10 gennaio 2024. A otto anni esatti dalla scomparsa del Duca Bianco, è doveroso ricordare l’uomo considerato uno dei musicisti più influenti della musica contemporanea.
Dai successi globali come Life on Mars?, Space Oddity, Let’s dance, Starman e Heroes, ai brani meno noti al grande pubblico come Holy Holy, pubblicato come 45 giri, Stay, brano dal ritmo soul utilizzato anche nella colonna sonora del film Christiane F. – Noi, i ragazzi dello zoo di Berlino del 1981, The Man Who Sold The World, riportata in auge da band come i Nirvana, Slow Burn, canzone esibita pochissime volte dal vivo.
Il camaleontico e affascinante Bowie fu anticipatore di tendenze stilistiche e di correnti di pensiero, rendendo se stesso essenza artistica in nome della creatività, utilizzando abiti da donna, trucchi e capigliature femminili prima che diventassero di moda. Maschile e femminile in Bowie era un binomio superato prima che se parlasse, come mostra l’immagine androgina di Ziggy Stardust, con la quale Bowie distrusse le convenzioni di genere. Ziggy andava contro le norme sociali ed era ispirato dal periodo trascorso da Bowie a New York, quando frequentava Andy Warhol e la cultura newyorkese. Ogni personaggio inventato dall’artista dopo la morte di Ziggy, (Aladdin Sane, Halloween Jack, il Duca Bianco) rese unico il rapporto che l’artista aveva con se stesso, con il pubblico e con la sua musica.
Negli anni ’60 un giovanissimo David fu uno dei principali fondatori a Londra della “Society for the Prevention of Cruelty to Long-Haired Men” (Società per la prevenzione della crudeltà verso gli uomini dai capelli lunghi), un’organizzazione volta a protestare contro le discriminazioni che lui e altri uomini con i capelli lunghi ricevevano per le strade. La sua filosofia del “long hair don’t care” era un grido per scardinare le convenzioni sociali e gli stereotipi comuni in Inghilterra negli anni ’60.

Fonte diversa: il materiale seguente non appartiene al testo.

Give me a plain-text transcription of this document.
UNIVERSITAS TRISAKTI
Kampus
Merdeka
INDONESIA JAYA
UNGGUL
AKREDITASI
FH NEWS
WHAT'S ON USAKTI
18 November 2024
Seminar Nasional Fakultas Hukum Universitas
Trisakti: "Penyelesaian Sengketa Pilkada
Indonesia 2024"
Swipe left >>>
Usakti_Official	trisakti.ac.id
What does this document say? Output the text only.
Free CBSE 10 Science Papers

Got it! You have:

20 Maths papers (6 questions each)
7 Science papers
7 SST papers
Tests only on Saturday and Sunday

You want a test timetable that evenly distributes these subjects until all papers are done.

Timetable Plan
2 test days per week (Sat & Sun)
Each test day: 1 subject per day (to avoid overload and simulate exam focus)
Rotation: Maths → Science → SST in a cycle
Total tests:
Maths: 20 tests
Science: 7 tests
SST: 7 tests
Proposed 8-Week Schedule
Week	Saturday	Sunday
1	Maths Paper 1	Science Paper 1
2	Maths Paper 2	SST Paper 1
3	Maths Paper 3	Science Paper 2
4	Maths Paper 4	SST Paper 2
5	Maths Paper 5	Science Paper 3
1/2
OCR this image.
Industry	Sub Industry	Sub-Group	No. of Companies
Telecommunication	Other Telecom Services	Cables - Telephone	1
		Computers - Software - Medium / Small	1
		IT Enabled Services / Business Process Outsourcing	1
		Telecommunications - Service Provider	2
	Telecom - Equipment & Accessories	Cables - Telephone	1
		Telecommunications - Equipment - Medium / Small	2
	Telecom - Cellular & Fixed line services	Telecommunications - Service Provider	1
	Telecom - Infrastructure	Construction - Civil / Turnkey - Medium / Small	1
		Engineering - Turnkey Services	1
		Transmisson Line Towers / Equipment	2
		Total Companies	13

Negli anni ’70, e poi con la suprema affermazione negli anni ’80, Bowie è diventato il vero e proprio inventore della sessualità fluida e libera: dai tacchi alti esibititi in concerti e indossati nella vita quotidiana, dai make-up trasgressivi e non curanti delle critiche, dai provocatori abiti lunghi, alle camicie in raso e alle gonne femminili.
In un’epoca in cui l’omosessualità era ancora per lo più un tabù, Bowie dichiarò di essere gay e in seguito dichiarò di essere bisessuale. Un vero e proprio artista avanguardista, libero, audace, teatrale nei gesti e nei toni, precursore di stili e di idee.
David reinventandosi costantemente, non aveva paura di sperimentare: il suo stile cambiava di continuo, così come i generi della sua musica. Dai primi brani che abbracciavano il folk, all’esplosione del glam rock e del pop, per passare poi al rock puro e a qualche cenno di elettronica, Bowie si è cimentato in differenti avventure e ha lasciato un’eredità musicale illimitata.
Sono infatti di questi giorni le notizie della prima strada al mondo dedicata all’uomo dagli occhi ipnotici, Rue David Bowie, presso il 13esimo Arrondissement a Parigi, e l’uscita il prossimo 20 aprile del nuovo album dello showman, Waiting In The Sky (Before The Starman Came To Earth), risalente all’era di Ziggy Stardust, che sarà una raccolta di registrazioni dei Trident Studios del 1971.
Nell’anniversario della scomparsa ricordiamo quindi Bowie dai mille volti, stili e generi musicali, il quale ha fatto un grande lascito all’intera umanità: ci ha insegnato ad essere unici, a combattere per le nostre singolarità che sono sempre straordinarietà e a non uniformarci alla massa.